Ein Polizeieinsatz in einem Zürcher Rückkehrzentrum wirft grundlegende Fragen zum Filmen von Amtshandlungen durch Zeug*innen und zur Strafverfolgung von Polizeibeamt*innen auf. Das Bundesgericht stellt klar: Schon bei minimalem Tatverdacht muss ermittelt werden – und Verfahrensrechte gelten uneingeschränkt, auch im migrationsrechtlichen Kontext.

Im März 2024 kam es im Rückkehrzentrum Urdorf (ZH) zu einem Polizeieinsatz, bei dem B. kontrolliert und anschliessend festgenommen wurde. Die Behörden gingen davon aus, er halte sich trotz Wegweisung unrechtmässig in der Schweiz auf. Seine Begleiterin A. filmte den Einsatz mit ihrem Mobiltelefon. Ein Polizeibeamter forderte sie mehrfach auf, die Aufnahme zu unterlassen, verdeckte die Kameralinse und drohte im Weigerungsfall mit einer Abführung auf den Polizeiposten.
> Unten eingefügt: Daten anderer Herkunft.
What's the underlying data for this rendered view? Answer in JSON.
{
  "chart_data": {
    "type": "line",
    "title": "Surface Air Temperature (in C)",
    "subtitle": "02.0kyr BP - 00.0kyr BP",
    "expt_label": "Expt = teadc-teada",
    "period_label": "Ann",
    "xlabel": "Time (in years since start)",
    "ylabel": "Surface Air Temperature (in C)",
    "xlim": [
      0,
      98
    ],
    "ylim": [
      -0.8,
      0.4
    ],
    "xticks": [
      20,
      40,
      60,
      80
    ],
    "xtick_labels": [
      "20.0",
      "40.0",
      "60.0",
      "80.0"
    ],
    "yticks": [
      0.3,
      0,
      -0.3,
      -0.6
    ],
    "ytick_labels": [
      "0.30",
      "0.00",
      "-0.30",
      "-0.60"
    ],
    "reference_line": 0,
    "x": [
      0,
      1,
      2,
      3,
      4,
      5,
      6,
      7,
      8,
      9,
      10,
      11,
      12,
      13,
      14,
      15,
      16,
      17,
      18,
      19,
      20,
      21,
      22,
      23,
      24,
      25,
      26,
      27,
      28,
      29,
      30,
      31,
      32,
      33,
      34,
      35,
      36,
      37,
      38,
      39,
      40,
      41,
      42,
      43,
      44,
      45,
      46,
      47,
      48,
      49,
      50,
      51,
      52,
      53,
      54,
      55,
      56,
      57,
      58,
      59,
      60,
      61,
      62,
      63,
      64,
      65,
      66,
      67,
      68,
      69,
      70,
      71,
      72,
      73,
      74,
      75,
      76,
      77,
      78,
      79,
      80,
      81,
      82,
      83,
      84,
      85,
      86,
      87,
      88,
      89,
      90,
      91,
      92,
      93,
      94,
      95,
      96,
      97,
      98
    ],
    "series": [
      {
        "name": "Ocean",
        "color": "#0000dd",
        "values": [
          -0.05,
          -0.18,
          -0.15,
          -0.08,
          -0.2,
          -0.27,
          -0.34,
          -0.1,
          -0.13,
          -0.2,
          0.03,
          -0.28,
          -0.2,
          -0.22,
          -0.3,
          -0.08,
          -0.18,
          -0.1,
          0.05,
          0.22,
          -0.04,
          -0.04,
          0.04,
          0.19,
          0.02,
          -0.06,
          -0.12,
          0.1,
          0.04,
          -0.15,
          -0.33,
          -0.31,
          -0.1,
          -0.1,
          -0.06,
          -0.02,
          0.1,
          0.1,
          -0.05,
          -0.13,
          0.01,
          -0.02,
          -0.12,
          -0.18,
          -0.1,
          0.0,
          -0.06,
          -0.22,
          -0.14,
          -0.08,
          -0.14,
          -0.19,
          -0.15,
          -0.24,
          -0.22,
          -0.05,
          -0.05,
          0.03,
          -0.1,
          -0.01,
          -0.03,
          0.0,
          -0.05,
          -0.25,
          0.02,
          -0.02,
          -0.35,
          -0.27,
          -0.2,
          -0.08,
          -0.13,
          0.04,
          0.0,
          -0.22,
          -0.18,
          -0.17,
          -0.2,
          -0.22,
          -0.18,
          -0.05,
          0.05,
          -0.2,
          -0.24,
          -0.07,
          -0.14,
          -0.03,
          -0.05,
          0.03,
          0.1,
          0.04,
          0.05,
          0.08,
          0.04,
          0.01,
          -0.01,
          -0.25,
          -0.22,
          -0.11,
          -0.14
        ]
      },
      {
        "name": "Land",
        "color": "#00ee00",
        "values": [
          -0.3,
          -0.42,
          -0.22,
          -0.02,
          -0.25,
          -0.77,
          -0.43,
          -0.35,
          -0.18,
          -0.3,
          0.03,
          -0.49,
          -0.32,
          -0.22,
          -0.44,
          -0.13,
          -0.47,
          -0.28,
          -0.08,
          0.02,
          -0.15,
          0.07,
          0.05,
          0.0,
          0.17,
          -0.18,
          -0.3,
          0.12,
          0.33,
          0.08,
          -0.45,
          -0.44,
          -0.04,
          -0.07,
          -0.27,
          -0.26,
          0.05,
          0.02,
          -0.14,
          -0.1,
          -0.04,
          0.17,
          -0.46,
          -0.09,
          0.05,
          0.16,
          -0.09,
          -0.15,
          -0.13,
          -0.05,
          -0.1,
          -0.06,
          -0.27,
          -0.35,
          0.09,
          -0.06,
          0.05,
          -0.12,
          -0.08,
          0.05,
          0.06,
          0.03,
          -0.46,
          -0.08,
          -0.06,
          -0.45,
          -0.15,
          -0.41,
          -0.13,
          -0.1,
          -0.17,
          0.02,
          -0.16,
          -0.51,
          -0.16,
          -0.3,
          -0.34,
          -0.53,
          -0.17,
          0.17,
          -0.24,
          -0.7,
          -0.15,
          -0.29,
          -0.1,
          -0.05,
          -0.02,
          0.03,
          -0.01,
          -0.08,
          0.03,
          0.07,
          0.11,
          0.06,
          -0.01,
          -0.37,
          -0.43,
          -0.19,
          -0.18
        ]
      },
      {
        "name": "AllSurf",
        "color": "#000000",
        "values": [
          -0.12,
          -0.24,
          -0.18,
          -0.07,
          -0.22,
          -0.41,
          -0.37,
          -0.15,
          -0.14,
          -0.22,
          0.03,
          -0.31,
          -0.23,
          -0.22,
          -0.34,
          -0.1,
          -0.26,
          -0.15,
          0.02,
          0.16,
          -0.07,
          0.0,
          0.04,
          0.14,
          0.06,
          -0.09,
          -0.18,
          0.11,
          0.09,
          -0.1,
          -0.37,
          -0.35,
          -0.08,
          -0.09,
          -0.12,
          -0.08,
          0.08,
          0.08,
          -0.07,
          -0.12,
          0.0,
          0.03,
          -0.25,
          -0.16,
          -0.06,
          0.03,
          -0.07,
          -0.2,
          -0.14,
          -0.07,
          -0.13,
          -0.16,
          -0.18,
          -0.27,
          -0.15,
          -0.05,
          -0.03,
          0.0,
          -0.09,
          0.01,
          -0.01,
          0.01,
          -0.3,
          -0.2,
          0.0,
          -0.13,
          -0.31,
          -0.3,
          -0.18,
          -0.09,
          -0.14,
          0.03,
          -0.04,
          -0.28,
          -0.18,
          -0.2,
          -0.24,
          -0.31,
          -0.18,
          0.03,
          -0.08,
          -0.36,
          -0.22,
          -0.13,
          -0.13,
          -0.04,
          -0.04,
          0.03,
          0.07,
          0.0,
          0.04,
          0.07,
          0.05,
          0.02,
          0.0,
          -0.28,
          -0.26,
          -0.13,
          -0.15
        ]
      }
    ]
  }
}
In der Folge erstatteten A. und B. Strafanzeige. A. machte insbesondere geltend, das Verbot der Videoaufnahme sei unrechtmässig erfolgt und erhob Vorwürfe wegen Amtsmissbrauchs, Nötigung, Diebstahls und Freiheitsentziehung. B. brachte vergleichbare Vorwürfe vor, namentlich wegen unrechtmässiger Festnahme und körperlicher Misshandlung.

Das Verfahren wurde dem Obergericht des Kantons Zürich unterbreitet, das über die Ermächtigung zur Strafverfolgung der betroffenen Polizeibeamten zu entscheiden hatte. Mit Beschluss vom April 2025 verweigerte das Gericht die Ermächtigung mit der Begründung, es lägen keine hinreichenden Anhaltspunkte für ein strafbares Verhalten vor. Insbesondere sei davon auszugehen, dass die Polizeibeamten subjektiv von der Unzulässigkeit der Videoaufzeichnung ausgegangen seien und das Abdecken der Kameralinse als verhältnismässiges Mittel erschienen sei.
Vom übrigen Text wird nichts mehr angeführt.